Specifically, the lack of funding also has implications for prototype development. Cleantech entrepreneurs are prevented from inventing, prototyping and testing their ideas due to insufficient R&D resources in MENA. This in turn prevents launching, sustaining, and ultimately scaling cleantech start-up solutions in the region. In fact, WRL and GE found that 62% of the cleantech start-ups interviewed were unable to complete a prototype due to limited resources for conducting R&D.

Saphon Energy in Tunisia, is one example of a start-up that had to go to extraordinary lengths to complete the research necessary to develop a working prototype. Anis Aouini and Hassine Labaied launched Saphon Energy to serve African and Middle Eastern markets with renewable wind-energy technology. Inspired by the sailboat’s ability to turn wind into transportation power, the two co-founders offer a wind energy technology called the Saphonian Zero-Blade, designed to convert the kinetic force of the wind into electrical power. The Saphonian’s technological advantage is in its high aerodynamic drag coefficient resulting from a curved shaped design.

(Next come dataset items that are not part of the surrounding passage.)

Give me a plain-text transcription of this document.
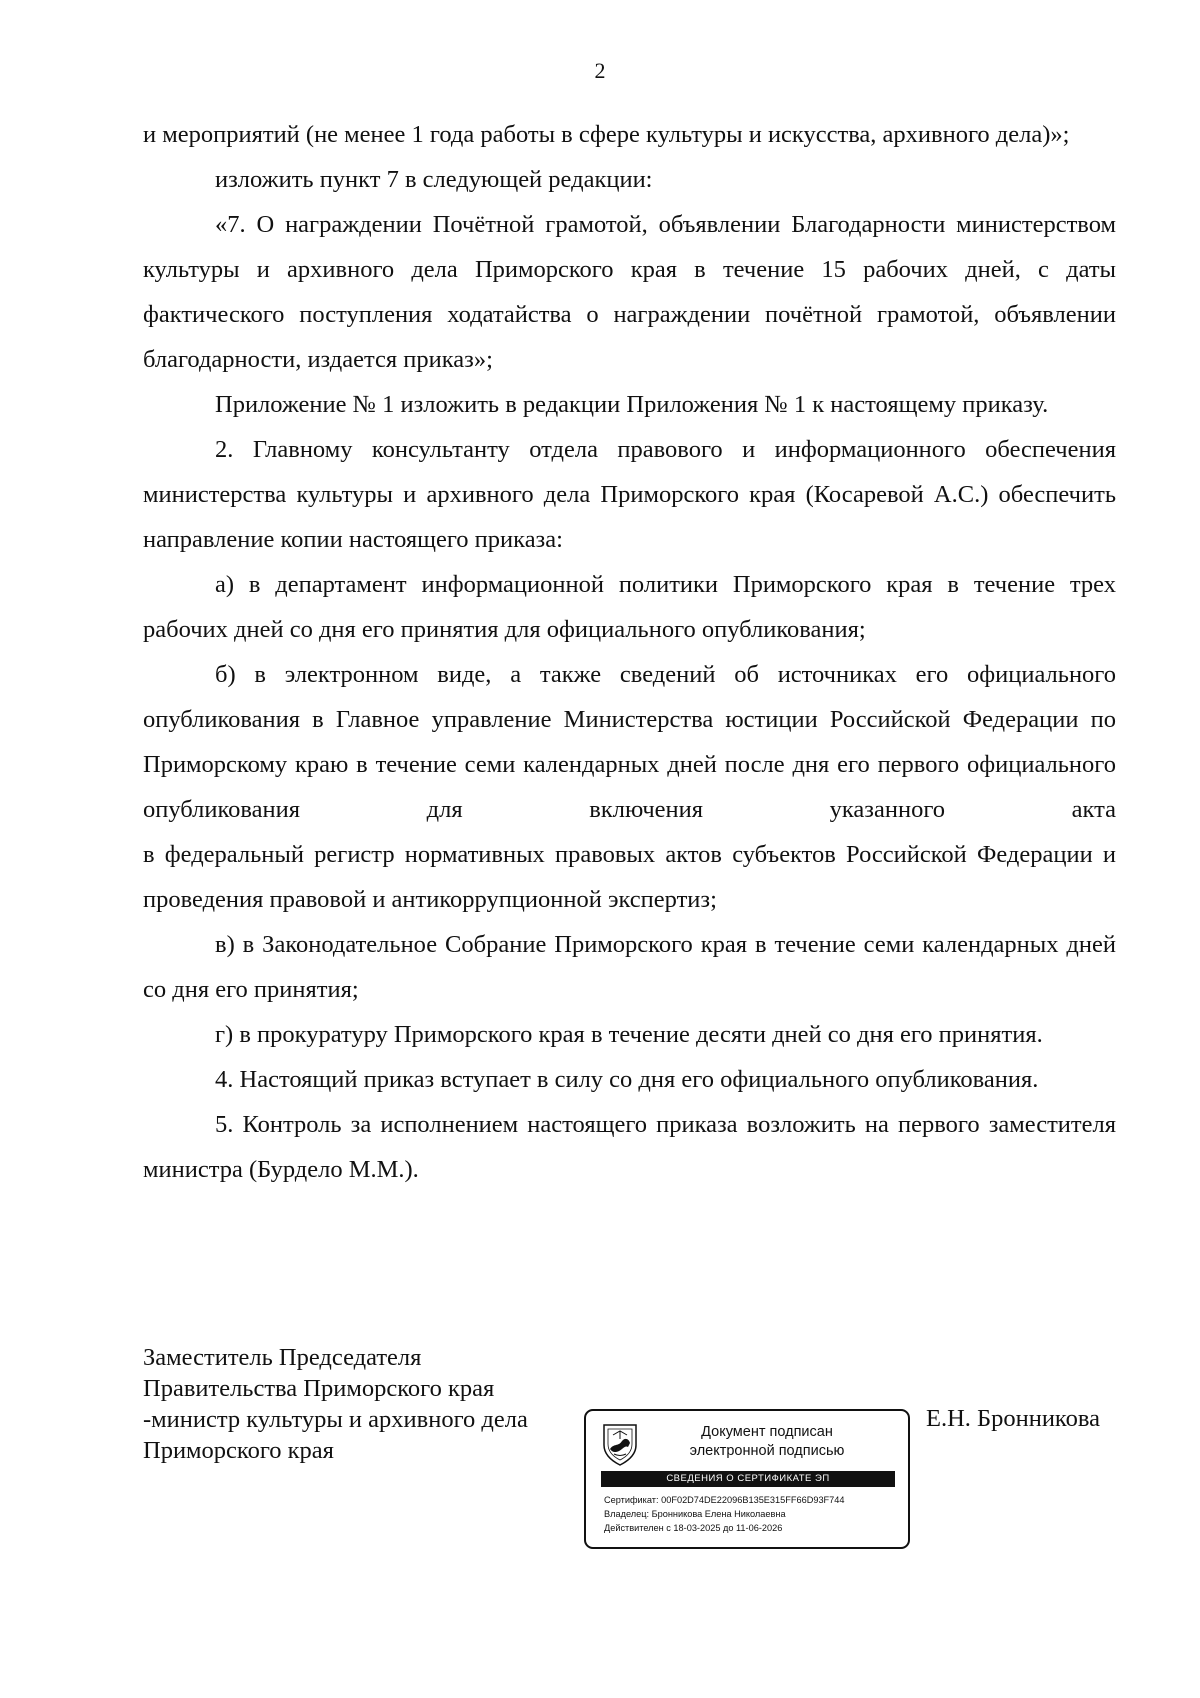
2

и мероприятий (не менее 1 года работы в сфере культуры и искусства, архивного дела)»;

изложить пункт 7 в следующей редакции:

«7. О награждении Почётной грамотой, объявлении Благодарности министерством культуры и архивного дела Приморского края в течение 15 рабочих дней, с даты фактического поступления ходатайства о награждении почётной грамотой, объявлении благодарности, издается приказ»;

Приложение № 1 изложить в редакции Приложения № 1 к настоящему приказу.

2. Главному консультанту отдела правового и информационного обеспечения министерства культуры и архивного дела Приморского края (Косаревой А.С.) обеспечить направление копии настоящего приказа:

а) в департамент информационной политики Приморского края в течение трех рабочих дней со дня его принятия для официального опубликования;

б) в электронном виде, а также сведений об источниках его официального опубликования в Главное управление Министерства юстиции Российской Федерации по Приморскому краю в течение семи календарных дней после дня его первого официального опубликования для включения указанного акта

в федеральный регистр нормативных правовых актов субъектов Российской Федерации и проведения правовой и антикоррупционной экспертиз;

в) в Законодательное Собрание Приморского края в течение семи календарных дней со дня его принятия;

г) в прокуратуру Приморского края в течение десяти дней со дня его принятия.

4. Настоящий приказ вступает в силу со дня его официального опубликования.

5. Контроль за исполнением настоящего приказа возложить на первого заместителя министра (Бурдело М.М.).

Заместитель Председателя
Правительства Приморского края
-министр культуры и архивного дела
Приморского края
Документ подписан
электронной подписью
СВЕДЕНИЯ О СЕРТИФИКАТЕ ЭП
Сертификат: 00F02D74DE22096B135E315FF66D93F744
Владелец: Бронникова Елена Николаевна
Действителен с 18-03-2025 до 11-06-2026
Е.Н. Бронникова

Accessing R&D facilities to build a new, patented technology in Tunisia was not easy for Saphon Energy. At the time of developing their first generation model, only one wind tunnel existed in the whole country and was not available to the Saphon team. The company has since built its own wind tunnel and tested five generations of the Saphonian. After establishing a corporate partnership with Microsoft, the company entered the commercial manufacturing stage of its development with a patent pending in over 70 countries.

Despite notable successes, the cleantech entrepreneurship ecosystem in MENA is in its infancy. In turn, the few entrepreneurs who enter this field have minimal institutional support and face critical barriers to scale. NOMADD, Energy24, and Saphon Energy, are outliers yet many additional start-ups are waiting in the wings.

Though many of the region’s successful cleantech start-ups are still young, these entrepreneurs have begun to build a foundation for innovative cleantech solutions in MENA. Any efforts to understand and improve conditions for developing this field should begin by working with this cohort of entrepreneurs.

Moving forward, policymakers, institutions and thought leaders seeking to improve conditions for cleantech start-ups in MENA can use the insights in our report to guide decision-making processes. These companies offer policymakers an additional tool that they can wield as they seek to stem the tide of ever-increasing environmental challenges in the region. A mixture of R&D spending, as well as general support and recognition for those entrepreneurs who are already engaged in this sector are critical to ensuring that new solutions come to the fore as MENA leverages innovation to build its resilience against a changing environmental landscape.